Occorre sul punto evidenziare che vi è - nell’ambito degli attuali assetti della formazione e della pratica medico-sanitaria - un oggettivo spazio di possibile sovrapposizione di competenze fra plurimi settori e correlati ambiti specialistici.
In via generale, la distinzione fra specializzazione medica o sanitaria trova le sue principali fonti normative nel d.m. n. 68/2005 sul riordino delle scuole di specializzazione di Area Sanitaria, nel d.m. del Ministero dell’Università e della Ricerca del 31.7.2006 sul riassetto delle scuole di specializzazione in odontoiatria e nel decreto interministeriale MIUR-Sanità n. 716 del 16 settembre 2016, avente ad oggetto il riordino delle scuole di specializzazione ad accesso riservato ai “non medici”, che ha definito tali specializzazioni come specializzazioni di “area sanitaria”, per differenziarle da quelle mediche riservate ai laureati in medicina e chirurgia (cfr. Cons. Stato, Sez. VI, sentenza n. 7660 del 4.12.2020)

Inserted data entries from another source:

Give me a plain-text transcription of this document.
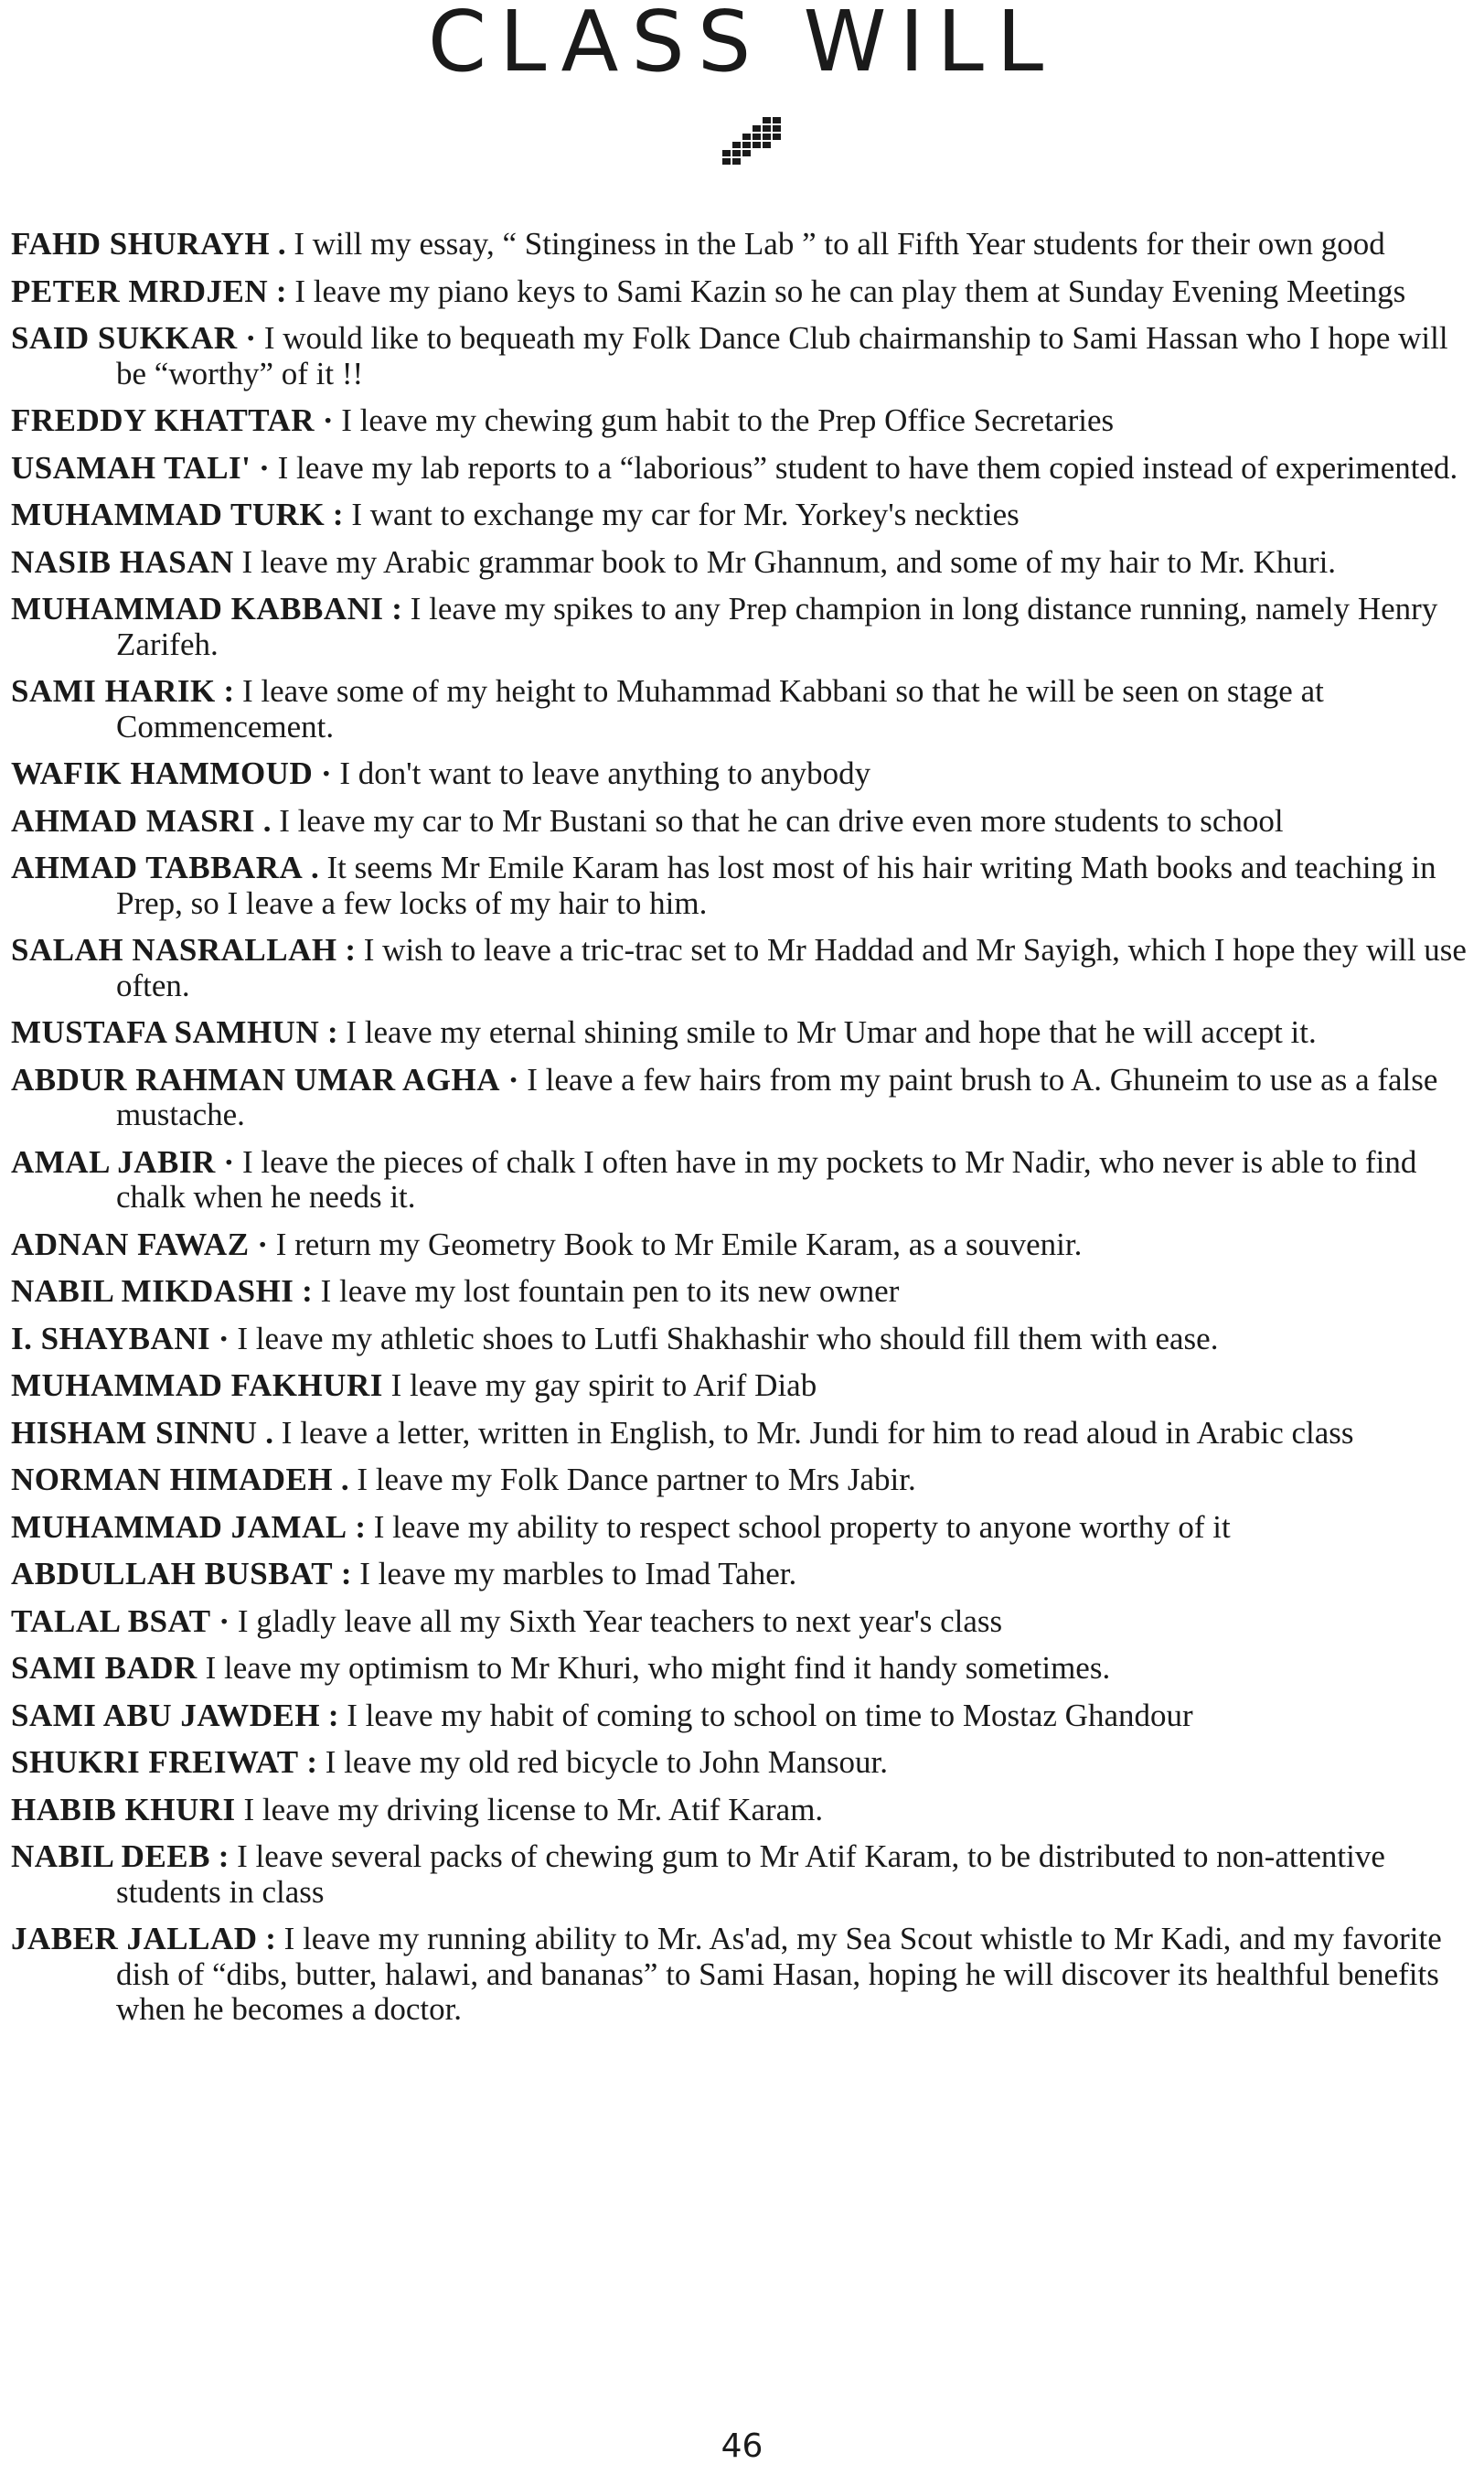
CLASS WILL

FAHD SHURAYH . I will my essay, “ Stinginess in the Lab ” to all Fifth Year students for their own good

PETER MRDJEN : I leave my piano keys to Sami Kazin so he can play them at Sunday Evening Meetings

SAID SUKKAR · I would like to bequeath my Folk Dance Club chairmanship to Sami Hassan who I hope will be “worthy” of it !!

FREDDY KHATTAR · I leave my chewing gum habit to the Prep Office Secretaries

USAMAH TALI' · I leave my lab reports to a “laborious” student to have them copied instead of experimented.

MUHAMMAD TURK : I want to exchange my car for Mr. Yorkey's neckties

NASIB HASAN I leave my Arabic grammar book to Mr Ghannum, and some of my hair to Mr. Khuri.

MUHAMMAD KABBANI : I leave my spikes to any Prep champion in long distance running, namely Henry Zarifeh.

SAMI HARIK : I leave some of my height to Muhammad Kabbani so that he will be seen on stage at Commencement.

WAFIK HAMMOUD · I don't want to leave anything to anybody

AHMAD MASRI . I leave my car to Mr Bustani so that he can drive even more students to school

AHMAD TABBARA . It seems Mr Emile Karam has lost most of his hair writing Math books and teaching in Prep, so I leave a few locks of my hair to him.

SALAH NASRALLAH : I wish to leave a tric-trac set to Mr Haddad and Mr Sayigh, which I hope they will use often.

MUSTAFA SAMHUN : I leave my eternal shining smile to Mr Umar and hope that he will accept it.

ABDUR RAHMAN UMAR AGHA · I leave a few hairs from my paint brush to A. Ghuneim to use as a false mustache.

AMAL JABIR · I leave the pieces of chalk I often have in my pockets to Mr Nadir, who never is able to find chalk when he needs it.

ADNAN FAWAZ · I return my Geometry Book to Mr Emile Karam, as a souvenir.

NABIL MIKDASHI : I leave my lost fountain pen to its new owner

I. SHAYBANI · I leave my athletic shoes to Lutfi Shakhashir who should fill them with ease.

MUHAMMAD FAKHURI I leave my gay spirit to Arif Diab

HISHAM SINNU . I leave a letter, written in English, to Mr. Jundi for him to read aloud in Arabic class

NORMAN HIMADEH . I leave my Folk Dance partner to Mrs Jabir.

MUHAMMAD JAMAL : I leave my ability to respect school property to anyone worthy of it

ABDULLAH BUSBAT : I leave my marbles to Imad Taher.

TALAL BSAT · I gladly leave all my Sixth Year teachers to next year's class

SAMI BADR I leave my optimism to Mr Khuri, who might find it handy sometimes.

SAMI ABU JAWDEH : I leave my habit of coming to school on time to Mostaz Ghandour

SHUKRI FREIWAT : I leave my old red bicycle to John Mansour.

HABIB KHURI I leave my driving license to Mr. Atif Karam.

NABIL DEEB : I leave several packs of chewing gum to Mr Atif Karam, to be distributed to non-attentive students in class

JABER JALLAD : I leave my running ability to Mr. As'ad, my Sea Scout whistle to Mr Kadi, and my favorite dish of “dibs, butter, halawi, and bananas” to Sami Hasan, hoping he will discover its healthful benefits when he becomes a doctor.

46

Tale distinzione, per come emerge dal tenore testuale dei decreti ministeriali ed interministeriali citati, viene però fatta per soli fini organizzativi in connessione con l’istituzione e la gestione delle relative scuole e non ai diversi fini dell’attività di ricerca (di cui al caso in esame).
Invero, dal punto di vista del reclutamento per l’attività di ricerca, la logica intrinseca del fatto selettivo non dovrebbe meccanicamente conformarsi alla distinzione dei percorsi accademici per come disegnati a fini organizzativi, ma piuttosto dovrebbe selezionare candidati in un allargato ambito di formazione ed educazione, che, ferma restando la valutazione di coerenza con gli specifici settori scientifico disciplinari, operi in modo più elastico in una logica di interscambiabilità dei saperi e dei percorsi formativi.
Nel caso in esame, il diploma di specializzazione del ricorrente risulta in linea e funzionale alla attività di ricerca di cui alla posizione messa a bando, essendo stato discrezionalmente valutato come correttamente afferente allo specifico settore scientifico-disciplinare MED/28 - Malattie Odontostomatologiche, non essendo peraltro riscontrabile sul punto un giudizio viziato da evidente irrazionalità o irragionevolezza.
In conclusione e ad una valutazione sintetica globale, il ricorso risulta meritevole di accoglimento in quanto fondato nel merito.
Da ultimo, le spese di giudizio possono essere compensate, tenuto conto della natura latu sensu lavoristica e della oggettiva peculiarità della presente controversia.